Designed with Windows XP in mind, Version 3 was the first version that could skin every part of the Windows GUI. This version took advantage of the new API framework at the time and made its skins "native" to Windows XP. WindowBlinds 3 loaded a "skin" from the disk and then applied the skin to the Windows GUI. With it, users could customize title bars, borders, push buttons, radio buttons, combo boxes, scrollbars, status bars, properties dialogs, tab controls, header controls, list boxes, and pretty much every other element.

Version 4, 2003

Version 4 was designed almost entirely with Windows XP in mind. WindowBlinds 4 skinned virtually every aspect of the Windows GUI, including things that were previously thought to be unskinnable like logon/logoff dialogues, the "please wait" dialogue, backgrounds in the Control Panel, and more.

Version 5, 2005

WindowBlinds 5 was designed to support per-pixel alpha blending, toolbar button changing, progress animation improvements, animated per-pixel Start menus, title bars, and tons more.
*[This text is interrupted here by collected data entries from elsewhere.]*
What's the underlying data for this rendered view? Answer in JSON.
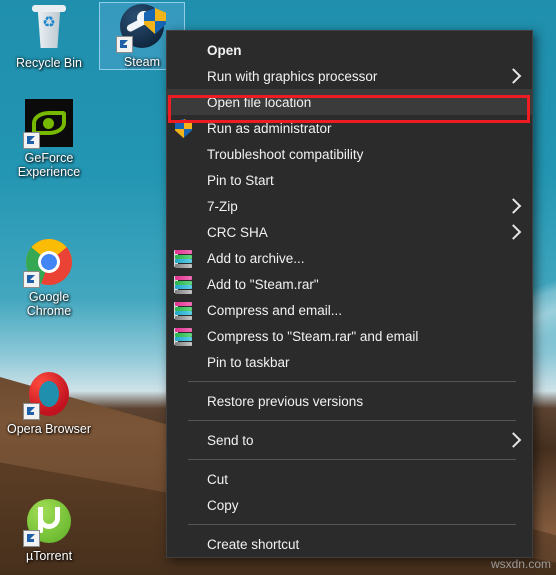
{
  "desktop": {
    "icons": [
      {
        "name": "recycle-bin",
        "label": "Recycle Bin",
        "selected": false
      },
      {
        "name": "steam",
        "label": "Steam",
        "selected": true
      },
      {
        "name": "geforce-experience",
        "label": "GeForce Experience",
        "selected": false
      },
      {
        "name": "google-chrome",
        "label": "Google Chrome",
        "selected": false
      },
      {
        "name": "opera-browser",
        "label": "Opera Browser",
        "selected": false
      },
      {
        "name": "utorrent",
        "label": "µTorrent",
        "selected": false
      }
    ]
  },
  "context_menu": {
    "items": [
      {
        "label": "Open",
        "bold": true,
        "icon": "",
        "arrow": false,
        "highlighted": false
      },
      {
        "label": "Run with graphics processor",
        "bold": false,
        "icon": "",
        "arrow": true,
        "highlighted": false
      },
      {
        "label": "Open file location",
        "bold": false,
        "icon": "",
        "arrow": false,
        "highlighted": true
      },
      {
        "label": "Run as administrator",
        "bold": false,
        "icon": "uac-shield-icon",
        "arrow": false,
        "highlighted": false
      },
      {
        "label": "Troubleshoot compatibility",
        "bold": false,
        "icon": "",
        "arrow": false,
        "highlighted": false
      },
      {
        "label": "Pin to Start",
        "bold": false,
        "icon": "",
        "arrow": false,
        "highlighted": false
      },
      {
        "label": "7-Zip",
        "bold": false,
        "icon": "",
        "arrow": true,
        "highlighted": false
      },
      {
        "label": "CRC SHA",
        "bold": false,
        "icon": "",
        "arrow": true,
        "highlighted": false
      },
      {
        "label": "Add to archive...",
        "bold": false,
        "icon": "winrar-icon",
        "arrow": false,
        "highlighted": false
      },
      {
        "label": "Add to \"Steam.rar\"",
        "bold": false,
        "icon": "winrar-icon",
        "arrow": false,
        "highlighted": false
      },
      {
        "label": "Compress and email...",
        "bold": false,
        "icon": "winrar-icon",
        "arrow": false,
        "highlighted": false
      },
      {
        "label": "Compress to \"Steam.rar\" and email",
        "bold": false,
        "icon": "winrar-icon",
        "arrow": false,
        "highlighted": false
      },
      {
        "label": "Pin to taskbar",
        "bold": false,
        "icon": "",
        "arrow": false,
        "highlighted": false
      },
      {
        "separator": true
      },
      {
        "label": "Restore previous versions",
        "bold": false,
        "icon": "",
        "arrow": false,
        "highlighted": false
      },
      {
        "separator": true
      },
      {
        "label": "Send to",
        "bold": false,
        "icon": "",
        "arrow": true,
        "highlighted": false
      },
      {
        "separator": true
      },
      {
        "label": "Cut",
        "bold": false,
        "icon": "",
        "arrow": false,
        "highlighted": false
      },
      {
        "label": "Copy",
        "bold": false,
        "icon": "",
        "arrow": false,
        "highlighted": false
      },
      {
        "separator": true
      },
      {
        "label": "Create shortcut",
        "bold": false,
        "icon": "",
        "arrow": false,
        "highlighted": false
      }
    ]
  },
  "annotation": {
    "target_label": "Open file location",
    "color": "#ee1d24"
  },
  "watermark": {
    "text": "wsxdn.com"
  },
  "colors": {
    "menu_background": "#2b2b2b",
    "menu_highlight": "#3b3b3b",
    "menu_text": "#f2f2f2",
    "desktop_sky": "#1f8fad",
    "desktop_sand": "#5c3f28",
    "annotation_red": "#ee1d24"
  }
}
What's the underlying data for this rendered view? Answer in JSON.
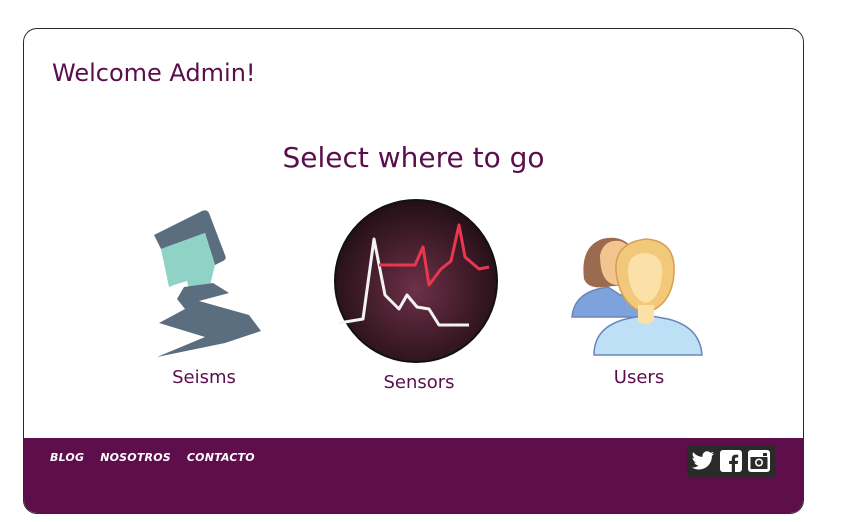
{
  "header": {
    "welcome": "Welcome Admin!"
  },
  "main": {
    "title": "Select where to go",
    "options": [
      {
        "label": "Seisms",
        "icon": "house-earthquake-icon"
      },
      {
        "label": "Sensors",
        "icon": "seismograph-icon"
      },
      {
        "label": "Users",
        "icon": "users-icon"
      }
    ]
  },
  "footer": {
    "links": [
      "BLOG",
      "NOSOTROS",
      "CONTACTO"
    ],
    "social": [
      "twitter-icon",
      "facebook-icon",
      "instagram-icon"
    ]
  },
  "colors": {
    "primary": "#5e0f4b",
    "text": "#5a0f4c",
    "social_bg": "#2a2a2a"
  }
}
When Version 5 released, WindowBlinds was the most popular desktop-enhancement utility of all time, according to CNET's Download.com. We had over 8 million users worldwide and had passed the 9 million downloads mark.

Version 6, 2007

WindowBlinds 6 added the ability to apply effects like Gaussian blurs to skins in real-time. The new configuration was, perhaps, the biggest change. This version of WindowBlinds also added advanced animation support for skins, which allowed our user base to do some pretty wild things.